人は見た目が9割

竹内一郎人は見た目が9割」を読了。
タイトルがタイトルゆえに、内容を読む前から物議を醸した本であった。
4月の横浜出張の際、新大阪の駅のキオスクに並べられた本を見て、
上司がそのタイトルを見て苦笑していた。私はその反応を見て整然と、
「子どもは別かもしれないけど、大人になればなるほどその人の生き様が表面に
出てくるから、あながち間違いじゃないですよ。」
なんて言ったんだった。
他にも内容を読まず、タイトルのみで盛り上がったことがあり買って読む前から
こんな風に盛り上がるなんて前代未聞でございました。
で、いつものように馴染みの本屋さんの中古を漁っていたら、この本を見つけて、
中古ならいいかと買ってしまいました。よく考えたらそんなに安くなかったな。

読んでみた感想ですが、タイトルに騙されてます。
実際は、帯にもあるとおり「非言語(ノンバーバル)コミュニケーション」に
関する本です。

どんなに言葉を尽くしても、情報伝達において言葉は7%しか伝えないという実験
結果がある。残りの93%は、顔の表情や声の質、仕草など。つまり、言葉よりも
それ以外の情報の方がコミュニケーションでは大切なのです。
NLP(Neuro Linguistic Programming = 神経言語プログラミング)をかじったこ
とがある身の上としては、とりたてて目新しいことはなかったのですけど、
マンガの表現技法、伝達力はとてもおもしろかった。あまりマンガを読まずに
育ってしまったのですが、マンガだと頭に入ってきやすいと感じる理由が
分かりました。単なる絵と吹き出しだけじゃないんだなぁ、と。これまで意識
していなかったけれども、マンガそのものも立派なノンバーバル・コミュニケー
ションだったんだ、と納得。

言語化がどうとか、普段はこのblogを含め、言葉を操ってばかりなんですけど、
まぁ、言葉なんて本当に曖昧なものです。

「ねぇ、私の話を聞いてる?」と尋ねた相手が上の空で
「うん、聞いてるよ」なんて言ったら、口では「聞いてる」と言っていても
聞いちゃいねぇよ、コイツ、って思いますよね。

ケンカをして「もう、怒ってないから」と言われたとしても、
目が怒ってたら、「怒ってない」という言葉と本心は別だって分かりますよね。

こんな風に、言葉よりも態度の方が正しい情報を伝達しているケースって
非常に多いと思うのです。
それに、同じ言葉でもまったく正反対な意味を内包していることが多々あります。
(こっから先は内田先生の受け売りね)
たとえば「手前」。「てまえ」と読めば一人称。「てめえ」と読めば二人称。
リバーシブルです。

「好き」という言葉だって、その時の言い方で意味合いが変わります。
たとえば、男の子が女の子に「僕のこと好き?」と尋ねられたとして、
相手の女の子が間髪入れずに「うん、好きよ」と答えた場合と、
コンマ何秒かのためらいがあって「・・うん、好きよ」と答えた場合では、
同じ「好き」でも意味合いが違うことはお分かりだろうか。
間髪入れずに返事があれば、「人間として好きだけど異性としては興味がない」
間があれば「異性として好き」という意味合いになる。(100%の保証はしないけど。)
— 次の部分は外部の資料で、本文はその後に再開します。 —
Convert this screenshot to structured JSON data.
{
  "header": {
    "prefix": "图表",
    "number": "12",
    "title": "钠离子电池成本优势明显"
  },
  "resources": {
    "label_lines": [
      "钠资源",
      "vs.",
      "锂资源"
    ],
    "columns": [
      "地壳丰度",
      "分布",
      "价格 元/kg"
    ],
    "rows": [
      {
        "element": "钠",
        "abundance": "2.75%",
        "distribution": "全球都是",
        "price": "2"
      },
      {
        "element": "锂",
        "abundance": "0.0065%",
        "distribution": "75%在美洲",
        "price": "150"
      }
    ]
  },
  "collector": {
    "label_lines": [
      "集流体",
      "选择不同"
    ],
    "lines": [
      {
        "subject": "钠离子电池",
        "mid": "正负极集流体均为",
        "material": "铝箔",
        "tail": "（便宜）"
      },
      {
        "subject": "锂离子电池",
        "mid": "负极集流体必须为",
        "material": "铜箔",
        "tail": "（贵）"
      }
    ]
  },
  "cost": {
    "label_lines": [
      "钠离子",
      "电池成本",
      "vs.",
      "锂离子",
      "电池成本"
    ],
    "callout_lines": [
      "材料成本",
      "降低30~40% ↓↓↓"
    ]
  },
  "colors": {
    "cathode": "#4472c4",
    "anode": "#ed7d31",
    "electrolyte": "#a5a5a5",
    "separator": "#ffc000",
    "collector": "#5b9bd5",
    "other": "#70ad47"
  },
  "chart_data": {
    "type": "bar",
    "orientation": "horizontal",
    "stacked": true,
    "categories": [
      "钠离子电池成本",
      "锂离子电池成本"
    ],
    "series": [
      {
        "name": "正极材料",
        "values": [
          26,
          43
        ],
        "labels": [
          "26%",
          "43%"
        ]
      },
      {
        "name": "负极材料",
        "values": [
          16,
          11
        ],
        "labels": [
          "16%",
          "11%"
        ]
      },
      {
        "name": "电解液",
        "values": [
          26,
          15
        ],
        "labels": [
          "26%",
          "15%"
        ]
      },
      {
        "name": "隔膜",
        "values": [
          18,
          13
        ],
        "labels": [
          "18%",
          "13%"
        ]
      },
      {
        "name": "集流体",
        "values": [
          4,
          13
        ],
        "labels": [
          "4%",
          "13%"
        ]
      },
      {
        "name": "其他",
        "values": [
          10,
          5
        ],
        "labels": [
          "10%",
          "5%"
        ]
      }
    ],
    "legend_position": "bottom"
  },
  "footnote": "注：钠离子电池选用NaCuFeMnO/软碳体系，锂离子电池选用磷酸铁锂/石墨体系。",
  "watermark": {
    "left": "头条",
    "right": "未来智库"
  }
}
ここまで書いたら何となく分かってもらえると思うけど、言葉だけ追っていてはコミュニケーション全体が見えなくなってしまうんである。

常日頃はメールやblogが主、つまり、書き言葉によるコミュニケーションばっかりな私ですが、正直、書き言葉だけのコミュニケーションは疲れるな、と思うことがあります。書き言葉でも、やはりそこに間があったり、息づかいがあったりして、行間も読みますが集中力がモノを言うので疲れる・・ですね。
その逆も然り、かしら。こんな風に毎日書き言葉で発信している私が書くのもなんですが。

で、「人は見た目が9割」の本の内容からずいぶんと脱線したような気がするんですけど、この本を書いた竹内さんはマンガの原作や舞台の演出などもしておられるので、そういった経験から言葉以外の「ノンバーバル・コミュニケーション」を事細かに紹介しておられます。口べただから上手に伝えられない、なんていうのは全くの間違いってことを学べると思います。言葉に頼らず雄弁に語る方法ってのはあるんですよ。それを私ができているかどうかは別として。